In turn, MP Khaled Al-Shatti called on Minister Al-Shaitan to refute people's doubts about the "public debt" and the "document", indicating that history proves that all governments that borrowed entered a dark tunnel, as every religion will be born from the womb of another religion, and we do not want to We reach such a stage and things must be clear to the people. As for MP Khalil Abel, he declared his rejection of the bill and swore to vote not in approval, questioning the government's measures to solve the crisis, while MP Hamdan Al-Azmi saw that thinking about borrowing is evidence of the government's failure.

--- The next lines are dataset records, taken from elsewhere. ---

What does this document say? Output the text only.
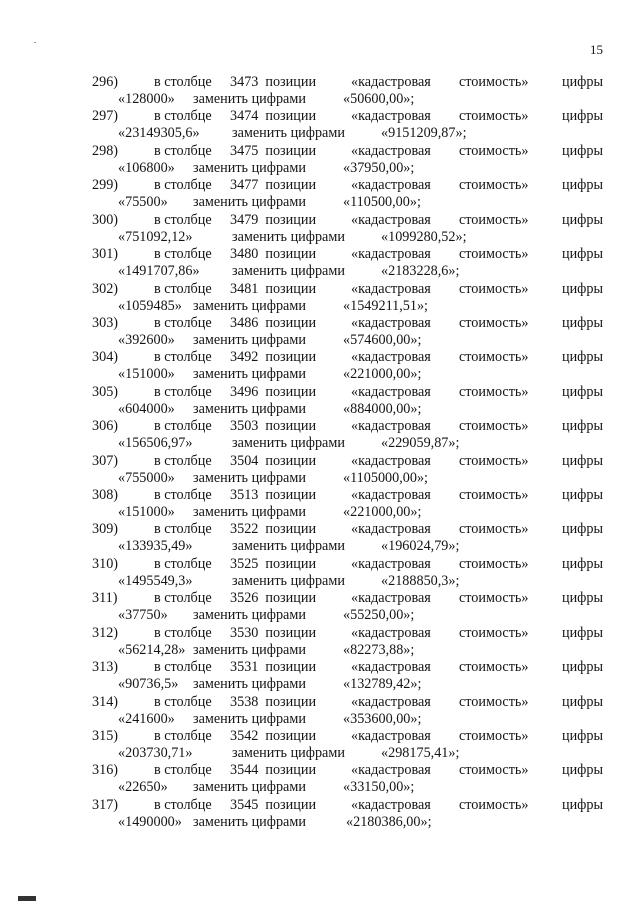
15
296)	в столбце 3473 позиции «кадастровая стоимость» цифры
«128000» заменить цифрами	«50600,00»;
297)	в столбце 3474 позиции «кадастровая стоимость» цифры
«23149305,6» заменить цифрами	«9151209,87»;
298)	в столбце 3475 позиции «кадастровая стоимость» цифры
«106800» заменить цифрами	«37950,00»;
299)	в столбце 3477 позиции «кадастровая стоимость» цифры
«75500» заменить цифрами	«110500,00»;
300)	в столбце 3479 позиции «кадастровая стоимость» цифры
«751092,12»	заменить цифрами	«1099280,52»;
301)	в столбце 3480 позиции «кадастровая стоимость» цифры
«1491707,86» заменить цифрами	«2183228,6»;
302)	в столбце 3481 позиции «кадастровая стоимость» цифры
«1059485» заменить цифрами	«1549211,51»;
303)	в столбце 3486 позиции «кадастровая стоимость» цифры
«392600» заменить цифрами	«574600,00»;
304)	в столбце 3492 позиции «кадастровая стоимость» цифры
«151000» заменить цифрами	«221000,00»;
305)	в столбце 3496 позиции «кадастровая стоимость» цифры
«604000» заменить цифрами	«884000,00»;
306)	в столбце 3503 позиции «кадастровая стоимость» цифры
«156506,97»	заменить цифрами	«229059,87»;
307)	в столбце 3504 позиции «кадастровая стоимость» цифры
«755000» заменить цифрами	«1105000,00»;
308)	в столбце 3513 позиции «кадастровая стоимость» цифры
«151000» заменить цифрами	«221000,00»;
309)	в столбце 3522 позиции «кадастровая стоимость» цифры
«133935,49»	заменить цифрами	«196024,79»;
310)	в столбце 3525 позиции «кадастровая стоимость» цифры
«1495549,3»	заменить цифрами	«2188850,3»;
311)	в столбце 3526 позиции «кадастровая стоимость» цифры
«37750» заменить цифрами	«55250,00»;
312)	в столбце 3530 позиции «кадастровая стоимость» цифры
«56214,28» заменить цифрами	«82273,88»;
313)	в столбце 3531 позиции «кадастровая стоимость» цифры
«90736,5» заменить цифрами	«132789,42»;
314)	в столбце 3538 позиции «кадастровая стоимость» цифры
«241600» заменить цифрами	«353600,00»;
315)	в столбце 3542 позиции «кадастровая стоимость» цифры
«203730,71»	заменить цифрами	«298175,41»;
316)	в столбце 3544 позиции «кадастровая стоимость» цифры
«22650» заменить цифрами	«33150,00»;
317)	в столбце 3545 позиции «кадастровая стоимость» цифры
«1490000» заменить цифрами	«2180386,00»;
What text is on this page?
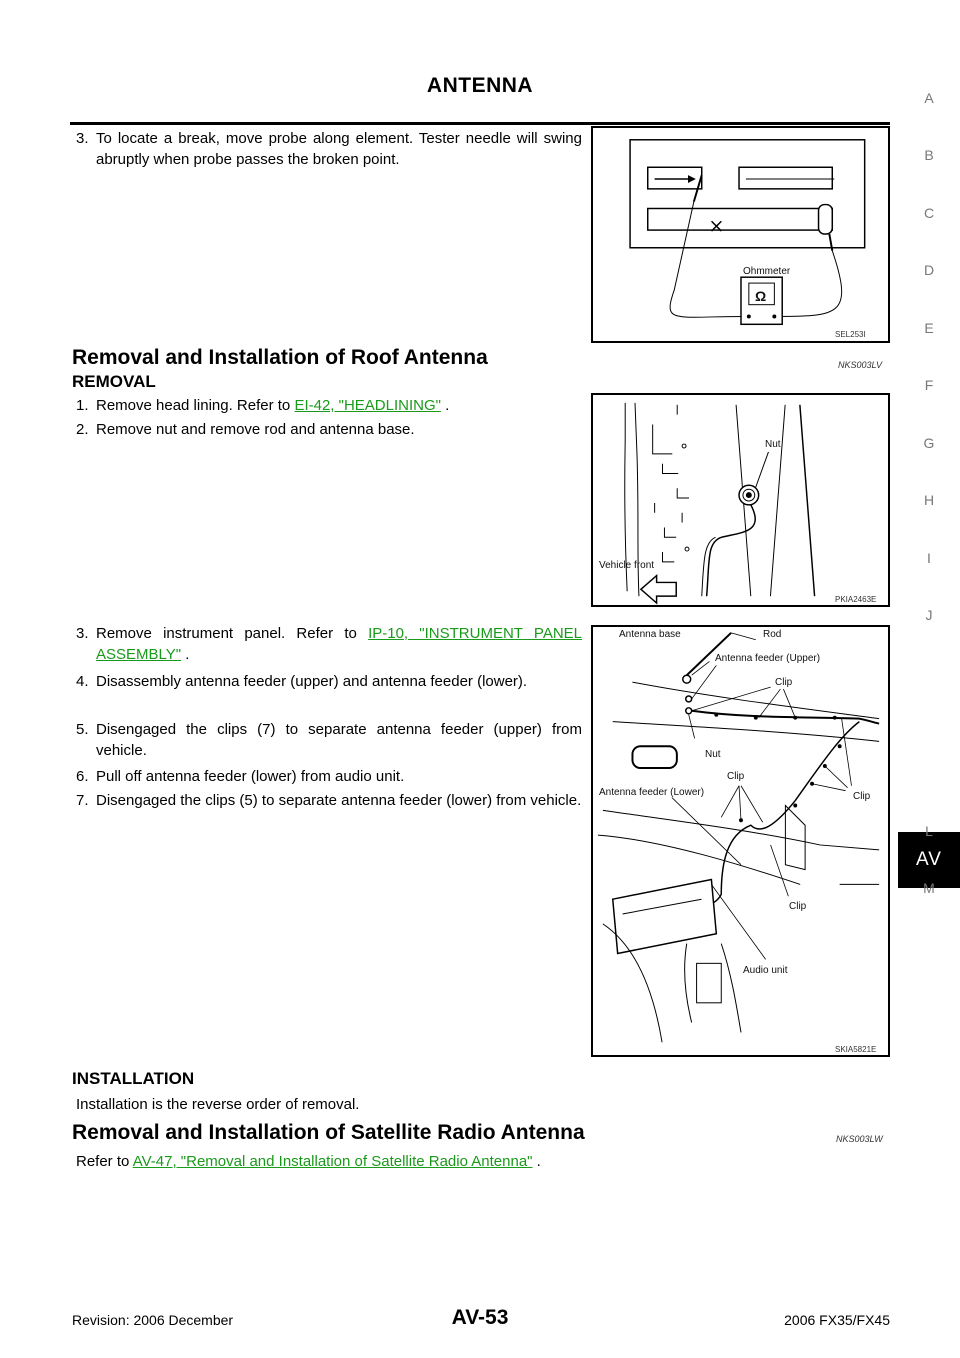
ANTENNA
A
B
C
D
E
F
G
H
I
J
AV
L
M
3. To locate a break, move probe along element. Tester needle will swing abruptly when probe passes the broken point.
Ohmmeter
Ω
SEL253I
Removal and Installation of Roof Antenna	NKS003LV
REMOVAL
1. Remove head lining. Refer to EI-42, "HEADLINING" .
2. Remove nut and remove rod and antenna base.
Nut
Vehicle front
PKIA2463E
3. Remove instrument panel. Refer to IP-10, "INSTRUMENT PANEL ASSEMBLY" .
4. Disassembly antenna feeder (upper) and antenna feeder (lower).
5. Disengaged the clips (7) to separate antenna feeder (upper) from vehicle.
6. Pull off antenna feeder (lower) from audio unit.
7. Disengaged the clips (5) to separate antenna feeder (lower) from vehicle.
Antenna base	Rod
Antenna feeder (Upper)
Clip
Nut
Clip
Clip
Antenna feeder (Lower)
Clip
Audio unit
SKIA5821E
INSTALLATION
Installation is the reverse order of removal.
Removal and Installation of Satellite Radio Antenna	NKS003LW
Refer to AV-47, "Removal and Installation of Satellite Radio Antenna" .
Revision: 2006 December	AV-53	2006 FX35/FX45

Al-Shaitan: It saved 3.7 billion from passing the No Transfer Act to the Fund.
There is no deduction for "generations" except in the time of surpluses.

Yesterday, the National Assembly approved the first and second deliberations of a bill to amend the decree of the law on reserves for future generations, with the approval of 47 members, the disapproval of 6 members, and two abstentions. Finance Minister Barak Al-Shitan said that not deducting from the general reserve for the benefit of the Future Generations Fund, except in the event of a budget surplus, is one of the ways to address the liquidity shortage that the state suffers from as a result of low oil prices and increased public budget expenditures.


He added, "The government is considering many alternatives to support the general budget, including the amendment of the Future Generations Fund Law, which is one of the ways to address the lack of liquidity." He explained that in the past 10% of the estimated revenues were deducted annually, and this procedure is not considered optimal and inflates the budget deficit, and it is now suggested that the deduction rate will not take place except when budget surpluses are achieved. For their part, MPs stressed that stopping the deduction of 10% of revenues for the generational reserve is a step in the right direction, surprised at the depletion of the general reserve in an oil-producing country, noting that the provision of 8.8 billion dinars to support the general reserve in addition to oil revenues, and there will be no need to borrow at present.